Julián Flores tuvo que demostrar que estaba preso

Cárcel del Territorio del Neuquén, 1905. El joven chileno de 23 años fue arrestado por negarse a realizar el servicio militar. Una historia plagada de contradicciones con final abierto.

Hoy la página se sitúa en 1905, en la cárcel del Territorio del Neuquén, (exU9). Un edificio con muchas deficiencias pero sobre todo muy vulnerable en su seguridad. Era habitual y fácil para los presos fugarse del lugar, pues durante muchos años no hubo cerco perimetral.

Era fácil para todos, menos para uno. Este es el caso de Julián Flores, un chileno de 23 años que estaba preso por “suponérselo infractor a la ley de enrolamiento. Paradójicamente, Flores era extranjero por lo tanto no le correspondía cumplir con el servicio militar en Argentina y mucho menos estar encarcelado desde hacía nueve meses por esa razón”, cuenta el historiador Fernando Casulllo en su texto “Mi propia libertad privada”, sobre la cárcel neuquina, que forma parte del libro “Historias secretas del delito y la ley”, publicado por la Editorial de la Universidad Nacional del Comahue, en 2004.

La razón de su encierro fue que Flores no tenía nada para demostrar su nacionalidad ni modo de comprobar en qué pueblito de Chile había nacido. Además era huérfano.

Así quedó este joven encerrado entre cuatro paredes de la cárcel sin que se resolviera su situación. Entre la justicia y las autoridades penitenciarias se cruzaban informes y solicitudes que tardaban demasiado tiempo en llegar al destinatario y ser respondidas. Había un gran debate institucional que no llegaba a su fin: “Pertencer al Ejército de otro país o morir en la prisión”.

En ese ir y venir, las autoridades recibieron un insospechado pedido del “reo”. “Pues aunque chileno, prefiero tener el honor de ingresar a las filas del Ejército Argentino, antes de morir en la cárcel por la neglicencia del señor Juez Letrado”, escribió Flores, según cuenta Casullo.

La respuesta no fue menos incongruente. Se le pidió al joven que acreditara su carácter de preso. Por más ridícula que pareciera la situación, el director de la cárcel emitió la certificación. Pero la cosa no terminó alli. El ministro de Guerra solicitó al Juez Letrado que informe sobre la situación. Éste le envía al director de la cárcel misma solicitud. Entre estos viajes epistolares, se iban los días y los meses y Flores seguía en la sombra “pintando rayitas en la pared”.

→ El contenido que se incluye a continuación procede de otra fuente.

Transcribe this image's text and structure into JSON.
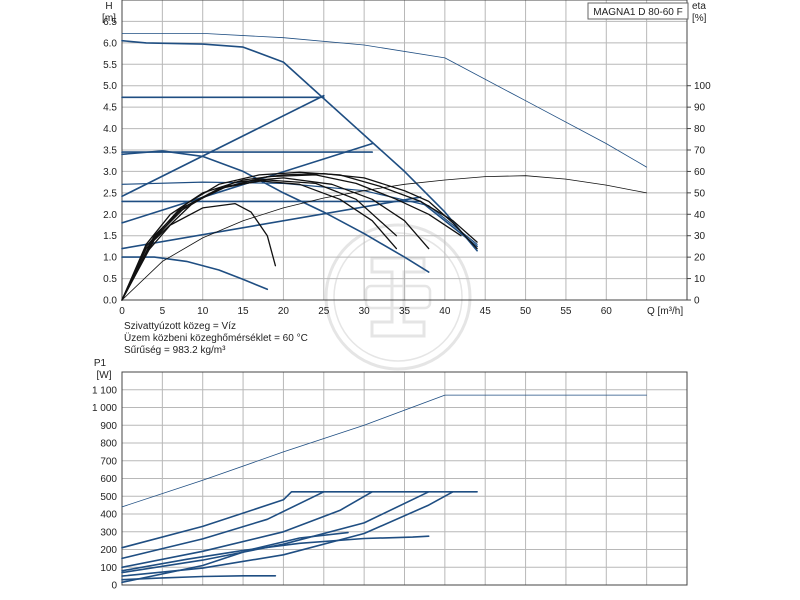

Finalmente, como diríamos hoy, el expediente de este preso quedó “cajoneado” y nunca más se supo que fue de su suerte. Los registros judiciales históricos llegan hasta allí. “Es difícil no ser carcomido por la duda respecto de si fue liberado, enrolado para las armas de la Argentina o terminó sus días de la trágica manera del personaje pergeñado por (Franz Kafka). Vaya a saber”, escribe Casullo, citando al señor K, protagonista de la obra “El Proceso” del escrito checo.